Each pair of switch points in each level cooperates with an antenna-feeder movable section that connects it with a transmitter feeder as required. The antenna feeders have flexible sections that can move from level to level in a vertical plane. This circuitry gives direct connections between any transmitter feeder and any antenna feeder without dead ends and without any substantial irregularity in the characteristic impedance of the system as a whole. As shown in Fig. 4.56, the following switching combinations can be noticed:

Transmitter 1 is connected to antenna feeder 2. Transmitter 2 is connected to antenna feeder 1. Transmitter 3 is connected to antenna feeder 4.

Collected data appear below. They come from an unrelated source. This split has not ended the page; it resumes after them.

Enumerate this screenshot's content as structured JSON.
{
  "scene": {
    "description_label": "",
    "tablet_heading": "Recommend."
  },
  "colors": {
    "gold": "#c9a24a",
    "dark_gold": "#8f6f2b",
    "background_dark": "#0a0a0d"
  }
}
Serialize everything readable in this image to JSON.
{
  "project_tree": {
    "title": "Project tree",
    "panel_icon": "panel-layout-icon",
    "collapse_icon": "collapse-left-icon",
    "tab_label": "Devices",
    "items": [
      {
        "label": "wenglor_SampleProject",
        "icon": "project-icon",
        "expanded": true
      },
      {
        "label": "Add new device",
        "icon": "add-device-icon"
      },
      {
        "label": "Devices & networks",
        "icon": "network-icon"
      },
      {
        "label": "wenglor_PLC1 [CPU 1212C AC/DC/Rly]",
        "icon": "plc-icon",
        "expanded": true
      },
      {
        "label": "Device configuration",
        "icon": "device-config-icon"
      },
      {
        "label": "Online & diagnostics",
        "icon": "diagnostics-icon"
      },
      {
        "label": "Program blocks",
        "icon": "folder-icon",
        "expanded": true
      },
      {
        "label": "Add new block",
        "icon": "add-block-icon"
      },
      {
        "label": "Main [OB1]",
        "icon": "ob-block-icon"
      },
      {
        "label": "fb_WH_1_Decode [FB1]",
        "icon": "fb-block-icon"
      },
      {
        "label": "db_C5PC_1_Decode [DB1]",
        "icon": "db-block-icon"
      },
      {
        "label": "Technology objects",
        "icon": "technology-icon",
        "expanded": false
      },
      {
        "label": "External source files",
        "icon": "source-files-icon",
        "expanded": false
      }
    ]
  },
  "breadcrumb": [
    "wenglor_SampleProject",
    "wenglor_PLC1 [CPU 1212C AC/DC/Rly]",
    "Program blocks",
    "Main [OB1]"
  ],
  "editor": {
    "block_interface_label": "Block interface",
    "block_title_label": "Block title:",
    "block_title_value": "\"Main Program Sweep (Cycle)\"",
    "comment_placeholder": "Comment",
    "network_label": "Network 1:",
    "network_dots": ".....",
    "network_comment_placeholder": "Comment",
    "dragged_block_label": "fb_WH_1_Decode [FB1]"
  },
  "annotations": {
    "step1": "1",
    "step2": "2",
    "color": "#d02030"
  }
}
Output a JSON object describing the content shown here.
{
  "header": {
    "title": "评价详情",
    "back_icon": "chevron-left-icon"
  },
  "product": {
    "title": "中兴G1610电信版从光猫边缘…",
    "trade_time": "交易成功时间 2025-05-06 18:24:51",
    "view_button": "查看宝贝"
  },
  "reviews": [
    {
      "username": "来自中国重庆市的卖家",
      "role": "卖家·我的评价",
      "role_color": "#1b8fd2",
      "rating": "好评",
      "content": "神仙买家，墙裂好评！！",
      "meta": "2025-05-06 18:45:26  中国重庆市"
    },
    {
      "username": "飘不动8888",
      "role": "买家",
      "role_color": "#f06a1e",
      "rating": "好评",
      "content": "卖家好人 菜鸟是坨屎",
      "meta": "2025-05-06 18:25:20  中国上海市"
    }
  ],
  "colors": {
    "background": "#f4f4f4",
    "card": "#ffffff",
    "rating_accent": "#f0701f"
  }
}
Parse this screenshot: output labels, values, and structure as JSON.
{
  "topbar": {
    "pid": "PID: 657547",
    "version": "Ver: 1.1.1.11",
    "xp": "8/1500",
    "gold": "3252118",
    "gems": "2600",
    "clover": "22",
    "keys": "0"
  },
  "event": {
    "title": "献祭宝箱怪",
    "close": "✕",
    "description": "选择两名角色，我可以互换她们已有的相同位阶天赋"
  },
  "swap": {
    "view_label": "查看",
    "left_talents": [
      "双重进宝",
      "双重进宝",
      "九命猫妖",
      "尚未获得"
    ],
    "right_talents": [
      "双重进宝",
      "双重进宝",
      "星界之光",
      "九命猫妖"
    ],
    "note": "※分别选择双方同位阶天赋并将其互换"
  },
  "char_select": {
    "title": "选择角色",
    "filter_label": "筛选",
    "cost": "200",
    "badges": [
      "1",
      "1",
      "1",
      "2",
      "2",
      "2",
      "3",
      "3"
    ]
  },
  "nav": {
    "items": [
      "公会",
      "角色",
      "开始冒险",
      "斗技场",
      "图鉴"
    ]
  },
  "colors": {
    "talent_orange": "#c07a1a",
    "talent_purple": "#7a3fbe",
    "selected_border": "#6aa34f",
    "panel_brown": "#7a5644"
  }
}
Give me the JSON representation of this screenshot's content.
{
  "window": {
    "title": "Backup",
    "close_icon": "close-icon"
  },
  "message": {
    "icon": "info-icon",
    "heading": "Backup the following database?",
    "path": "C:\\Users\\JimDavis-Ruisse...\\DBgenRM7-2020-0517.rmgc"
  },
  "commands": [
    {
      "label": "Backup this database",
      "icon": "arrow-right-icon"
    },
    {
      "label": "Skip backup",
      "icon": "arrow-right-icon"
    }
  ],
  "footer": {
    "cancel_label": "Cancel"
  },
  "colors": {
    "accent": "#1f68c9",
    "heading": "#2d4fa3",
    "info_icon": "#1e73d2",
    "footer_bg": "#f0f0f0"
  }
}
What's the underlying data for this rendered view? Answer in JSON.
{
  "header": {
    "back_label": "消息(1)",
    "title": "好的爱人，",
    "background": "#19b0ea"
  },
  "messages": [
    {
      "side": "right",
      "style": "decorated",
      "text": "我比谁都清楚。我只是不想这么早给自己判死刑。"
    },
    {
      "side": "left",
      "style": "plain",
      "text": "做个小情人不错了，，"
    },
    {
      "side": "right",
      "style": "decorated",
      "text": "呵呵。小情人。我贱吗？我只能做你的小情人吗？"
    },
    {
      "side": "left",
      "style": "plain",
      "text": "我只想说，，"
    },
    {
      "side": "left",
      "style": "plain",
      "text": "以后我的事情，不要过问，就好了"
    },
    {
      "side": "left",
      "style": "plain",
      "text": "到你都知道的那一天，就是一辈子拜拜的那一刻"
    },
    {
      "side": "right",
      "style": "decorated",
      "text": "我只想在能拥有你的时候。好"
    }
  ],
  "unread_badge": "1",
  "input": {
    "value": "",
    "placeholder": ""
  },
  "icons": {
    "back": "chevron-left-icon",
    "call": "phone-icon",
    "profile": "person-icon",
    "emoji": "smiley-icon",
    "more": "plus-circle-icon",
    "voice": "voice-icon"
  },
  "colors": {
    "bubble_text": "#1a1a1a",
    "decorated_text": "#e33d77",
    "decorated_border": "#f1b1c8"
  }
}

Since the transmitter feeders are flexed horizontally and the antenna feeders vertically, it is necessary to make a 90-degree transposition in the flexible part of the transmitter feeder. It enters the switch with its plane vertical and turns 90 degrees to cooperate with the insulated switch points, which are horizontally disposed, where the antenna feeders also connect.

FIG. 4.56. Boom-type switch for three transmitters to four feeders.

The structure supporting the movable transmitter-feeder section of the switch may be supported on a boom structure, the outer end of which may roll on tracks around its full arc. The design of a structure of this kind is one requiring considerable ingenuity in large-scale electromechanics. It must be operable with ease in high winds and during icing. It must be separately operable by sections while other portions of the switch are energized and in operation, with complete safety to men and equipment. All the principles of the uniform transmission line must be observed. For these reasons they are quite expensive to design and construct.

Boom and drum switches of the type of Fig. 4.55 can be used in combination to obtain complete flexibility of switching a multiplicity of transmitters to a multiplicity of feeders, as shown in Fig. 4.57. The individual switches may be complete electromechanical assemblies with automatic actuating devices for remote control.

FIG. 4.57. Combination of multiposition switches.

31 They may be fully manual also. The movable members for a manual system can be sections of transmission line which are moved to the points desired. Early systems of the Daventry station of the British Broadcasting Corporation used this method.

Other switching needs arise in station design, such as reversing the beam of a dipole array by interchanging radiator and reflector curtains (see Fig. 4.94) or switching the direction of feed and dissipation lines in reversing the directivity of a rhombic antenna. Switching of this sort can be done with a double-pole double-throw switch, though the forms of such switches may be greatly varied by different designers for different particular applications.